To answer you specific question about reducing registers, post the code for more detailed answers! Understanding how compilers work in general may help, but remember that nvcc is an optimising compiler with a large parameter space, so minimising register count has to be balanced with overall performance.
It's really hard to say, nvcc compiler is not very smart in my opinion.
You can try obvious things, for example using short instead of int, passing and using variables by reference (e.g.&variable), unrolling loops, using templates (as in C++). If you have divisions, transcendental functions, been applied in sequence, try to make them as a loop. Try to get rid of conditionals, possibly replacing them with redundant computations.
If you post some code, maybe you will get specific answers.
Utilizing shared memory as cache may lead less register usage and prevent register spilling to local memory...
Think that the kernel calculates some values and these calculated values are used by all of the threads,
__global__ void kernel(...) {
int idx = threadIdx.x + blockDim.x * blockIdx.x;
int id0 = blockDim.x * blockIdx.x;
int reg = id0 * ...;
int reg0 = reg * a / x + y;
...
int val = reg + reg0 + 2 * idx;
output[idx] = val > 10;
}
So, instead of keeping reg and reg0 as registers and making them possibily spill out to local memory (global memory), we may use shared memory.
__global__ void kernel(...) {
__shared__ int cache[10];
int idx = threadIdx.x + blockDim.x * blockIdx.x;
if (threadIdx.x == 0) {
int id0 = blockDim.x * blockIdx.x;
cache[0] = id0 * ...;
cache[1] = cache[0] * a / x + y;
}
__syncthreads();
...
int val = cache[0] + cache[1] + 2 * idx;
output[idx] = val > 10;
}
Take a look at this paper for further information..
It is not generally a good approach to minimize register pressure.
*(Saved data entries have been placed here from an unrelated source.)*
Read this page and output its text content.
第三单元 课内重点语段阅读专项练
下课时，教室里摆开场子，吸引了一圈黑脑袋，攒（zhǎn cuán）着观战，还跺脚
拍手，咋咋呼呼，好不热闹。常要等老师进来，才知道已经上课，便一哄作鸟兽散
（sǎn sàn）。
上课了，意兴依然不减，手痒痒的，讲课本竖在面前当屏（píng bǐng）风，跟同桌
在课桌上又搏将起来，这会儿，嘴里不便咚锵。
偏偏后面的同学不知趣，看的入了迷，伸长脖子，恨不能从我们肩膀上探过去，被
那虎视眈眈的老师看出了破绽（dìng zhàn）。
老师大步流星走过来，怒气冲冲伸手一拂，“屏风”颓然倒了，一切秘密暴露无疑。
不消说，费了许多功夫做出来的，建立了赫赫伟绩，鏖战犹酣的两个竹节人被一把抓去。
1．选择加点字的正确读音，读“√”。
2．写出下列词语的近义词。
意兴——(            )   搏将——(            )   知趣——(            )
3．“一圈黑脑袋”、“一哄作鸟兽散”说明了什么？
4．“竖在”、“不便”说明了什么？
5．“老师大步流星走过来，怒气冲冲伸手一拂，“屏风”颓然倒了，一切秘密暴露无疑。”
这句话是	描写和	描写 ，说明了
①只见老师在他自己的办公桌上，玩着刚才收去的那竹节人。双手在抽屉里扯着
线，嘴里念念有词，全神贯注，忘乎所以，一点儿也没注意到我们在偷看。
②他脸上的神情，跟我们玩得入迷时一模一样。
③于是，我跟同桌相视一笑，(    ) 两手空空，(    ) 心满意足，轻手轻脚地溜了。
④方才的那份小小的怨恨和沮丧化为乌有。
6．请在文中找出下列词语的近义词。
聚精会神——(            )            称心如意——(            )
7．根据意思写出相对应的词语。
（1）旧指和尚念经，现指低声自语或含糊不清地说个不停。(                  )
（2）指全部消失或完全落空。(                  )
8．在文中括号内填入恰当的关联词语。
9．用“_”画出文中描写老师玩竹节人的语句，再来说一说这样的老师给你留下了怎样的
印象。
The compiler does a good job optimizing the overall projected kernel performance, and it takes into account lots of factors, incliding register.
How does it work when reducing registers caused slower speed
Most probably the compiler had to spill insufficient register data into "local" memory, which is essentially the same as global memory, and thus very slow
For optimization purposes I would recommend to use keywords like const, volatile and so on where necessary, to help the compiler on the optimization phase.
Anyway, it is not these tiny issues like registers which often make CUDA kernels run slow. I'd recommend to optimize work with global memory, the access pattern, caching in texture memory if possible, transactions over the PCIe.
The instruction count increase when lowering the register usage have a simple explanation. The compiler could be using registers to store the results of some operations that are used more than once through your code in order to avoid recalculating those values, when forced to use less registers, the compiler decides to recalculate those values that would be stored in registers otherwise.